Which is to say: anangkê esmen — we are compelled — we are required — we are constrained to this course by our choice of this course.  We clear space, ostensibly in which to grow and expand a liberty, but in reality because the past and present benefits have grown comfortable: we haven’t seen the cost, the underside; or if we have, we are less terrified by them than the the unknown nature of a different life.

And we see liberties more essential to liberty constrained, restricted, deemed inessential because they interfere with the growth which is supposed to to allow them to flourish.  Though meant as a force to expand liberty, unrestrained and unending growth (or at least the philosophy thereof) are forces of constraint on our ability to live in liberty.  Yesterday there was a girl on campus shouting very loudly that she had free copies of the Constitution for anyone who wanted them — presumably (I could be wrong) as part of those tea-party-things I’ve heard about.  I was tempted to tell her it was better late than never she’d discovered the document.

     Filed under: civil liberties, economics, government/law, philosophy, war

No Responses to “Freedom’s Underside, Pt.

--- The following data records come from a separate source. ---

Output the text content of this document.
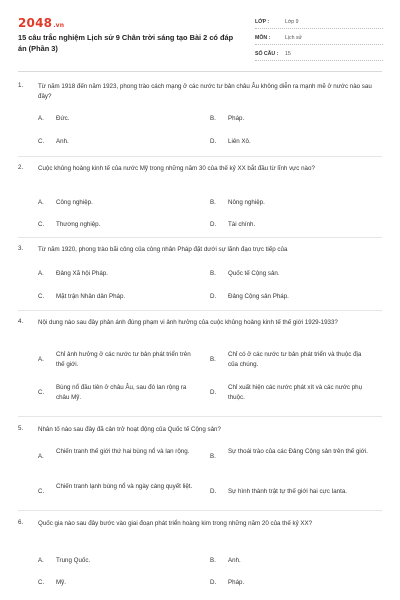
2048.vn
15 câu trắc nghiệm Lịch sử 9 Chân trời sáng tạo Bài 2 có đáp án (Phần 3)
LỚP :	Lớp 9
MÔN :	Lịch sử
SỐ CÂU :	15
1. Từ năm 1918 đến năm 1923, phong trào cách mạng ở các nước tư bản châu Âu không diễn ra mạnh mẽ ở nước nào sau đây?
A.	Đức.	B.	Pháp.
C.	Anh.	D.	Liên Xô.
2. Cuộc khủng hoảng kinh tế của nước Mỹ trong những năm 30 của thế kỷ XX bắt đầu từ lĩnh vực nào?
A.	Công nghiệp.	B.	Nông nghiệp.
C.	Thương nghiệp.	D.	Tài chính.
3. Từ năm 1920, phong trào bãi công của công nhân Pháp đặt dưới sự lãnh đạo trực tiếp của
A.	Đảng Xã hội Pháp.	B.	Quốc tế Cộng sản.
C.	Mặt trận Nhân dân Pháp.	D.	Đảng Cộng sản Pháp.
4. Nội dung nào sau đây phản ánh đúng phạm vi ảnh hưởng của cuộc khủng hoảng kinh tế thế giới 1929-1933?
A.
Chỉ ảnh hưởng ở các nước tư bản phát triển trên thế giới.
B.
Chỉ có ở các nước tư bản phát triển và thuộc địa của chúng.
C.
Bùng nổ đầu tiên ở châu Âu, sau đó lan rộng ra châu Mỹ.
D.
Chỉ xuất hiện các nước phát xít và các nước phụ thuộc.
5. Nhân tố nào sau đây đã cản trở hoạt động của Quốc tế Cộng sản?
A.
Chiến tranh thế giới thứ hai bùng nổ và lan rộng.
B.
Sự thoái trào của các Đảng Cộng sản trên thế giới.
C.
Chiến tranh lạnh bùng nổ và ngày càng quyết liệt.
D.	Sự hình thành trật tự thế giới hai cực Ianta.
6. Quốc gia nào sau đây bước vào giai đoạn phát triển hoàng kim trong những năm 20 của thế kỷ XX?
A.	Trung Quốc.	B.	Anh.
C.	Mỹ.	D.	Pháp.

III”

  1. I take the traditionalist critique of unbridled capitalism pretty seriously, but it doesn’t follow that economic growth (always and inevitably) = counterproductive foreign interventions. Some laissez-faire ideologues also support aggressive war; others, however, are much less enthusiastic. Positing a causal relationship between two things takes more than a vague connection between acquiring resources and invading foreign countries.

    I’m not dismissing your argument out of hand (Bacevich’s recent book, for example, does a pretty thorough job of teasing out a few similar parallels), but I think there’s more to Iraq than a growth-oriented mindset.

  2. A big part of the problem with American foreign policy, looking into the future, is that such a small percentage of Americans are directly involved in our various war efforts. A staggering 40% of Americans were directly involved in the war effort for World War II. For the war in Iraq, it’s less than one half of one percent. That’s even more important when considering the family and friends and communities; it simply wasn’t possible to directly feel the effects of World War II, as an American. It is disturbingly easy for that to be the case in the Iraq war.

    Now, as someone who would like to shrink our military and dramatically scale back our foreign commitments, I’m not interested in expanding the number of people with a personal stake in military conflict. But when so many Americans don’t have anything beyond a notional investment in our military entanglements, an aggressive and expansionistic foreign policy is easier and easier to leverage.

  3. Exactly, Freddie, and not just the American people’s involvement but our representative involvement in the government has shrunk essentially to the office of the Executive. The Congress just let’s the President have his way.